Думается, что так оно и есть. «Сын Франкенштейна», обладая известными недостатками структуры истории (как то: второй акт беден на события и несколько затянут), может похвастаться целостностью в изобразительном и идейном отношении. Основной темой фильма, пунктиром намеченной в первых частях, становится связь настоящего с прошлым, точнее роковое влияние второго на первое. Режиссер неустанно подчеркивает значение для героев событий прошлого, часто отсылает нас к предшествующим кино- и литературным источникам: готическим романам, немецким мистическим фильмам 1920-х и хитам американского проката 30-х годов.

Американский историк ужасов Дэвид Скалл пишет: «Двадцатилетний цикл кинохоррора, начавшийся в Германии «Кабинетом доктора Калигари» (Das Cabinet des Dr. Caligari, 1920), закончился американским фильмом, снятым также в Германии и сильно напоминавшим по настроению и эстетике классический прототип». Уже первая сцена — кусок непропорциональной заставы с видом на средневековый замок, разбитая дорога, по которой катят телегу фигуры в балахонах и наблюдающий за ними демонический бородач, — вводит нас в атмосферу сродни той, что была создана режиссером Робертом Вине для программной картины немецкого киноэкспрессионизма, где нашло отражение внутреннее состояние нации, переживающей поражение в мировой войне. Нарочито ломанные декорации, конфликт света и тени, Монстр, который, как Сомнамбула из «Кабинета», становится инструментом в руках Игоря-Калигари, — все это появилось в «Сыне Франкенштейна» совсем не случайно.
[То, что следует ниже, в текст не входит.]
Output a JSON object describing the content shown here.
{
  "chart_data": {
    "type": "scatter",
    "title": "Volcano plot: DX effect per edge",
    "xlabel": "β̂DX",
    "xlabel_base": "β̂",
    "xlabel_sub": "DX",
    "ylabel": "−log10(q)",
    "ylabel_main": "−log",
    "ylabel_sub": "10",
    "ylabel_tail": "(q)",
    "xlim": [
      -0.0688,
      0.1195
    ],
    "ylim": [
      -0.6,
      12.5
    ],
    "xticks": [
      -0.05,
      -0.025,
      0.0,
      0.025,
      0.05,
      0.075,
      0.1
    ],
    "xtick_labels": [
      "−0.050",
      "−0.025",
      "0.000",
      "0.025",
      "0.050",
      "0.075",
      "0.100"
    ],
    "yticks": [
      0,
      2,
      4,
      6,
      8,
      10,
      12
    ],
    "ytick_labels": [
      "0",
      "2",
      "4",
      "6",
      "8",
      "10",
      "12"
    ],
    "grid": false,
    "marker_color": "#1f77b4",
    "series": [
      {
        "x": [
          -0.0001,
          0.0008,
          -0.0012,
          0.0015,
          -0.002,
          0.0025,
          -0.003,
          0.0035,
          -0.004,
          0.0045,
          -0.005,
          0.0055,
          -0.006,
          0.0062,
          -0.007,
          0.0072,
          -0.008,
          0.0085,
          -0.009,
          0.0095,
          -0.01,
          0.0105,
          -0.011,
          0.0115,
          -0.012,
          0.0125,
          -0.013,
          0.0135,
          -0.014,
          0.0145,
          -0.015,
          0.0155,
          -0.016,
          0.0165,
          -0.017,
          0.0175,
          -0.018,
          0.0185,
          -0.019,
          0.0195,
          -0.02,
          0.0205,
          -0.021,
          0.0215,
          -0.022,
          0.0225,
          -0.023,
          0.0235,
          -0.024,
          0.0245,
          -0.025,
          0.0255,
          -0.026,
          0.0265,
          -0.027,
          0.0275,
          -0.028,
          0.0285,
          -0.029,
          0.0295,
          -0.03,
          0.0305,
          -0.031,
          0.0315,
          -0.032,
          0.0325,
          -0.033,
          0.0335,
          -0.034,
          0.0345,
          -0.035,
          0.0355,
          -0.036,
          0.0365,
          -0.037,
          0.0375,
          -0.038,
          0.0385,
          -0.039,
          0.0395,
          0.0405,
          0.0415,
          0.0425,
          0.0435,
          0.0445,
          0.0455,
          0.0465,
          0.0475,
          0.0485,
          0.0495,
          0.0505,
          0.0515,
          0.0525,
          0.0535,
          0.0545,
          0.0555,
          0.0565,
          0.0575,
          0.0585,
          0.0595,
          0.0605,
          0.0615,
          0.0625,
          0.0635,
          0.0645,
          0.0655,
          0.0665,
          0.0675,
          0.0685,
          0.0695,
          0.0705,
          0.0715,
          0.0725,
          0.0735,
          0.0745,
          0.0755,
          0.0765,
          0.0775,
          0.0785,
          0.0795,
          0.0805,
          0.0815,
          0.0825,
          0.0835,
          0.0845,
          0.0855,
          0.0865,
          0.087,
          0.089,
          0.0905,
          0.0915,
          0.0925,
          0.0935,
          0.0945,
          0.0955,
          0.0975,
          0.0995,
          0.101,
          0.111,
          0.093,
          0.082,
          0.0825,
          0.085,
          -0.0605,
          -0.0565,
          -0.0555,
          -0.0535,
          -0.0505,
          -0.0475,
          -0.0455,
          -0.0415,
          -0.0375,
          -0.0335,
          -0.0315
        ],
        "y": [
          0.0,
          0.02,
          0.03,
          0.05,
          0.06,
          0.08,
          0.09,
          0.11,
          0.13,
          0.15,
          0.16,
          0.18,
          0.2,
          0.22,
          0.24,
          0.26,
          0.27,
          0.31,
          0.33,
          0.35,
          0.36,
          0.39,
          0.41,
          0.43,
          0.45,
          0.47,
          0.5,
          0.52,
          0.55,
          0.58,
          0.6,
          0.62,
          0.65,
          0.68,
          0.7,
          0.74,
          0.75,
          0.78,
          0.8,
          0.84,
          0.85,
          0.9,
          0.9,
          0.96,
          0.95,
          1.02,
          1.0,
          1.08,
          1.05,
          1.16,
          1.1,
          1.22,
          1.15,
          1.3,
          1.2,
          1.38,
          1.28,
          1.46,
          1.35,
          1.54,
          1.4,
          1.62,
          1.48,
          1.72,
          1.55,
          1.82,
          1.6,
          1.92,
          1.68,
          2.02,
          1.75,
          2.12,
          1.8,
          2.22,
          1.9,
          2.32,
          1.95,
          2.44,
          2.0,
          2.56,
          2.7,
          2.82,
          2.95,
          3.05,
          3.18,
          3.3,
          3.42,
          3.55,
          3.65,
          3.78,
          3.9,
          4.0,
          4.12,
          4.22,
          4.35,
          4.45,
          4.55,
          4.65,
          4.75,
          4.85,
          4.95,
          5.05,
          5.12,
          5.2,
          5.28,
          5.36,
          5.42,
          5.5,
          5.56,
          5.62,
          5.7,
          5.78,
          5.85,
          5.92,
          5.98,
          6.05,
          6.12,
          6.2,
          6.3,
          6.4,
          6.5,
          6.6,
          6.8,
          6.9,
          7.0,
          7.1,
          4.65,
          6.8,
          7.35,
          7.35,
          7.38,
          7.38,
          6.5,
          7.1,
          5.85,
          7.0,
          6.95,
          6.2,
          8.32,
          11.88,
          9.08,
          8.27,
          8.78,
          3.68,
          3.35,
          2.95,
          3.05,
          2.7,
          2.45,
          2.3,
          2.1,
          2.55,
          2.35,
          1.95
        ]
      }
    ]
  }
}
Монтажная склейка переносит зрителя от тьмы средневековья к уюту вагонного купе. Неполнота идиллии за счет мелькающих за окном мертвых, скрюченных (так и хочется сказать — готических!) деревьев подготавливает типичный для романтической истории конфликт просветительского рассудка и метафизического хаоса, что с одной стороны вписывает фильм в один из культурных контекстов прошлого, с другой — работает на идею, демонстрируя влияние готической традиции времен Шелли на современные фильмы ужасов.

Мы знакомимся с главным героем, сыном старого Франкенштейна, бароном Вульфом фон Франкенштейном, которого играет Бэзил Рэтбоун — эдакий Василий Ливанов американского кино (с 1939-го по 1946-й он сыграл Шерлока Холмса четырнадцать раз). Как и великий сыщик, барон твердо стоит на позиции рассудочности, но если Холмс обыкновенно торжествует, то Франкенштейн в ходе путешествия из Америки в Европу, которое на символическом уровне означает возврат к истокам, терпит фиаско. Попытка барона по прибытии в родовое имение произнести пафосный монолог о величии разума выглядит крайне неубедительно за счет наивных рассуждений, перебиваемых звуками грома и молнии. С Франкенштейном спорит и камера, показывая его совсем маленьким перед бушующей за окном стихией. Если провести параллель между образом наивного романтика из третьей части и грозным богоборцем из первой (и уж тем более имморальным доктором Преториусом, погибшим в финале «Невесты»), то сознательный контраст вызовет множество вопросов к наличествующему в «Сыне» хэппи-энду.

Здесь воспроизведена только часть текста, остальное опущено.